The patient is not an addict and suicide is the last thing she would consider. But she has a tough day ahead of her. She needs her sleep. She decides to take two sleeping pills since one did not work well enough the previous night. Because she strained her back yesterday and feared the pain might keep her awake, she takes a narcotic, a single dose. She feels edgy despite the sleeping pills and the narcotic, and so she takes a tranquilizer. The witches’ brew works. She dozes off but awakes in two hours, her mind jumbled. She must sleep. She slips into the bathroom and repeats the doses. She lies down, sleeps soon, too deeply. An hour later she stops breathing. She is alone, no one to aid her.

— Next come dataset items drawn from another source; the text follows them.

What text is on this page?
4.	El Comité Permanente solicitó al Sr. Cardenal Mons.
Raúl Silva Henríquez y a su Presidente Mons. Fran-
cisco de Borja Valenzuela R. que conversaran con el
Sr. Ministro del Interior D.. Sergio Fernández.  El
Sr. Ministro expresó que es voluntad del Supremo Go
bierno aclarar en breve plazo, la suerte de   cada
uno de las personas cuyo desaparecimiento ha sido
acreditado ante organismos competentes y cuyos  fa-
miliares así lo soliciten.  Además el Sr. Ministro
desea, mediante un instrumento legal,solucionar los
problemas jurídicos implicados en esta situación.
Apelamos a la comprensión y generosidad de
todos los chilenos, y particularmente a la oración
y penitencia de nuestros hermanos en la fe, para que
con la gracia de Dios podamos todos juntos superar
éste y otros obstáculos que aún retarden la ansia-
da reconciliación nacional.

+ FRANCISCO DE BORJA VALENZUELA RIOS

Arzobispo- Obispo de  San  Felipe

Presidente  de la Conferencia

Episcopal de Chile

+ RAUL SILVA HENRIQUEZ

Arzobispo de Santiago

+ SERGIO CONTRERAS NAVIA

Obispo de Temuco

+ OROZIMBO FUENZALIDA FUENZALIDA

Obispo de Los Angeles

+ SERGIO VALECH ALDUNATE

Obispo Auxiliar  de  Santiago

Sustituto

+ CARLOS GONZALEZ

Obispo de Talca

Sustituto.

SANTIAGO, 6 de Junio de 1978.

What is the answer to prescription drug overdoses? There is no perfect solution, any more than there is a drug without side effects. But a nationwide database of patient records, including a list of prescribed drugs, would help. The database would be available to all prescribing professionals and pharmacists. A similar program is in place in the Kaiser system. Of course, many patients would object vehemently for privacy reasons. A patient who needed codeine for an episode of acute back pain might worry how a prospective employer would interpret the information. Safeguards to protect patient data would need to be maximized.

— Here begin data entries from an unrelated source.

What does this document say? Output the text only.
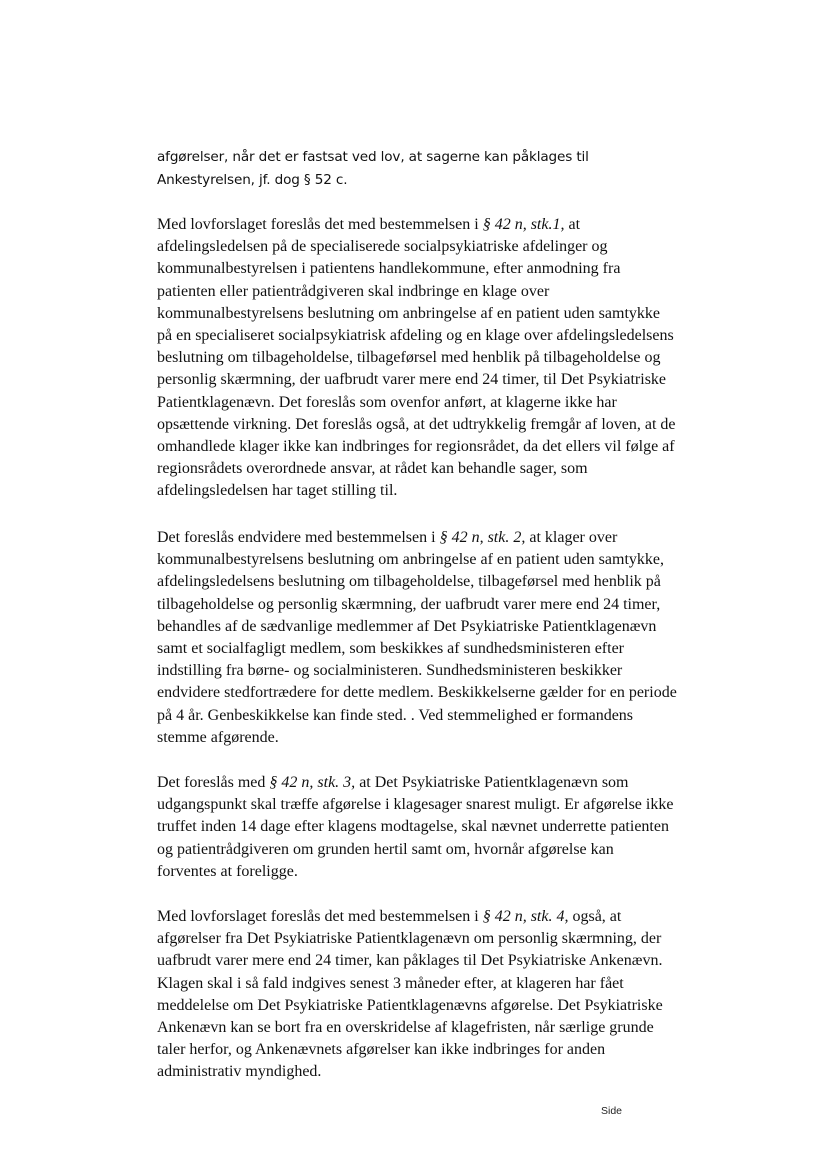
afgørelser, når det er fastsat ved lov, at sagerne kan påklages til Ankestyrelsen, jf. dog § 52 c.

Med lovforslaget foreslås det med bestemmelsen i § 42 n, stk.1, at afdelingsledelsen på de specialiserede socialpsykiatriske afdelinger og kommunalbestyrelsen i patientens handlekommune, efter anmodning fra patienten eller patientrådgiveren skal indbringe en klage over kommunalbestyrelsens beslutning om anbringelse af en patient uden samtykke på en specialiseret socialpsykiatrisk afdeling og en klage over afdelingsledelsens beslutning om tilbageholdelse, tilbageførsel med henblik på tilbageholdelse og personlig skærmning, der uafbrudt varer mere end 24 timer, til Det Psykiatriske Patientklagenævn. Det foreslås som ovenfor anført, at klagerne ikke har opsættende virkning. Det foreslås også, at det udtrykkelig fremgår af loven, at de omhandlede klager ikke kan indbringes for regionsrådet, da det ellers vil følge af regionsrådets overordnede ansvar, at rådet kan behandle sager, som afdelingsledelsen har taget stilling til.

Det foreslås endvidere med bestemmelsen i § 42 n, stk. 2, at klager over kommunalbestyrelsens beslutning om anbringelse af en patient uden samtykke, afdelingsledelsens beslutning om tilbageholdelse, tilbageførsel med henblik på tilbageholdelse og personlig skærmning, der uafbrudt varer mere end 24 timer, behandles af de sædvanlige medlemmer af Det Psykiatriske Patientklagenævn samt et socialfagligt medlem, som beskikkes af sundhedsministeren efter indstilling fra børne- og socialministeren. Sundhedsministeren beskikker endvidere stedfortrædere for dette medlem. Beskikkelserne gælder for en periode på 4 år. Genbeskikkelse kan finde sted. . Ved stemmelighed er formandens stemme afgørende.

Det foreslås med § 42 n, stk. 3, at Det Psykiatriske Patientklagenævn som udgangspunkt skal træffe afgørelse i klagesager snarest muligt. Er afgørelse ikke truffet inden 14 dage efter klagens modtagelse, skal nævnet underrette patienten og patientrådgiveren om grunden hertil samt om, hvornår afgørelse kan forventes at foreligge.

Med lovforslaget foreslås det med bestemmelsen i § 42 n, stk. 4, også, at afgørelser fra Det Psykiatriske Patientklagenævn om personlig skærmning, der uafbrudt varer mere end 24 timer, kan påklages til Det Psykiatriske Ankenævn. Klagen skal i så fald indgives senest 3 måneder efter, at klageren har fået meddelelse om Det Psykiatriske Patientklagenævns afgørelse. Det Psykiatriske Ankenævn kan se bort fra en overskridelse af klagefristen, når særlige grunde taler herfor, og Ankenævnets afgørelser kan ikke indbringes for anden administrativ myndighed.

Side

The prevalence of increasing drug use in our society with the complication of overdose demands a solution. At a minimum, patients need to learn and understand the dangers of mixing and overdosing drugs, which can lead to the collapse of lung, heart and nervous systems. More informative commercials would help. Using Ledger’s tragic death as a case study to educate students and other medical personal would be a powerful reminder.